Followed by a live Q&A with the director, Leon Stuparich.

Tue Jun 26 FUNNY COW (15) (7.30pm)
Croydon Comedy Festival screening
2017 UK 102min. Dir: Adrian Shergold
Stars: Maxine Peake, Paddy Considine, Stephen Graham

With a “funny bone for a back bone”, a survivor of domestic abuse finds strength in performing and rises to stardom through the harsh environment of the Northern working men’s clubs. Peake delivers a wonderful synergy of tragedy and comedy, with strong support from Alun Armstrong and decent cameos from John Bishop, Corinne Bailey Rae and Vic Reeves together with a beautiful score by Richard Hawley. Despite its comedic billing, this is often a painful, angry film – but also an empowering British movie.

2018 USA/UK 124min. Director: Mike Newell
As Jun 14 above.
*The 2.30pm screening will be subtitled for those with hearing loss.

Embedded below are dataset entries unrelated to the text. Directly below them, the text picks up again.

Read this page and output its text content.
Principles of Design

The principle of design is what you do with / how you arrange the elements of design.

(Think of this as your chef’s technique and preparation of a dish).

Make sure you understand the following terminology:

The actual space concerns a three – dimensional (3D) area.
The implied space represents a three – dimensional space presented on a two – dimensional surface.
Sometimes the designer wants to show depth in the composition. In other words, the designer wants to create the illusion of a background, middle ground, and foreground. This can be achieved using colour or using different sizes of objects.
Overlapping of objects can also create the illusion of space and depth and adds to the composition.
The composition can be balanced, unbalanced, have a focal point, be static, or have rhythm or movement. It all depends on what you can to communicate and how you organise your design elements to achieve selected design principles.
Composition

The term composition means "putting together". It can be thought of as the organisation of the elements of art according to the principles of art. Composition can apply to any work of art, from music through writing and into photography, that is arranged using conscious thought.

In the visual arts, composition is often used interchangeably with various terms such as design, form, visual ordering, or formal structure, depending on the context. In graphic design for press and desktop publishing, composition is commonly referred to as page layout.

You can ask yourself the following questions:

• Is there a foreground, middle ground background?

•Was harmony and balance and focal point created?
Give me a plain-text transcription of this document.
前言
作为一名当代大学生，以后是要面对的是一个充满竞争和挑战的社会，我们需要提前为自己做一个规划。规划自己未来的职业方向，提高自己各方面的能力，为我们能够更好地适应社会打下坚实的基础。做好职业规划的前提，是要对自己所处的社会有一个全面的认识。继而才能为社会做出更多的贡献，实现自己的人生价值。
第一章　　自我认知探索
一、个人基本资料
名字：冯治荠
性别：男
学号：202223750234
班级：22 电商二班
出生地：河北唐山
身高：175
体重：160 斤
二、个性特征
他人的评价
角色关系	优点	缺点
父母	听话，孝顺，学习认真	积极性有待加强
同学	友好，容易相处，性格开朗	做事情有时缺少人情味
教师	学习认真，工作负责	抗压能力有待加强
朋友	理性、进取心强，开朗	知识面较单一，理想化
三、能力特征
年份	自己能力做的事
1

Thu June 28 BEAST (15) (7.30pm)
2017 UK 107min. Dir: Michael Pearce
Stars: Jessie Buckley, Johnny Flynn, Geraldine James
Constrained by the strict rules of her domineering mother, a troubled woman seizes the opportunity for freedom and rebellion presented by the arrival of a stranger to her island community, even as suspicion mounts amid a string of murders. Buckley (War and Peace; The Woman in White) moves from TV to film stardom with “a terrific central performance” (The Telegraph), while impressive debutant Pearce has been compared to Hitchcock and Roeg for his gripping use of suspense and twisted psychological depth – Jersey has never seemed more wild!

Thu Jul 5 ON CHESIL BEACH (15)
2017 UK 110min. Dir: Dominic Cooke
Stars: Saoirse Ronan, Billy Howle, Anne-Marie Duff, Emily Watson
First-time director Cooke does true justice to Ian McEwan’s adaptation of his own novella, telling the story of a young couple’s first evening as a married couple, and the disastrous consequences of their inability to form a true bond. Ronan and Howle portray the lovers with subtlety and understatement, backed up by a stellar cast in supporting roles. Beautifully filmed in Oxford, London and on the stark landscape of the beach itself, this is a subtle meditation on confused expectations and lost opportunities.
*The 2.30pm screening will be subtitled for those with hearing loss.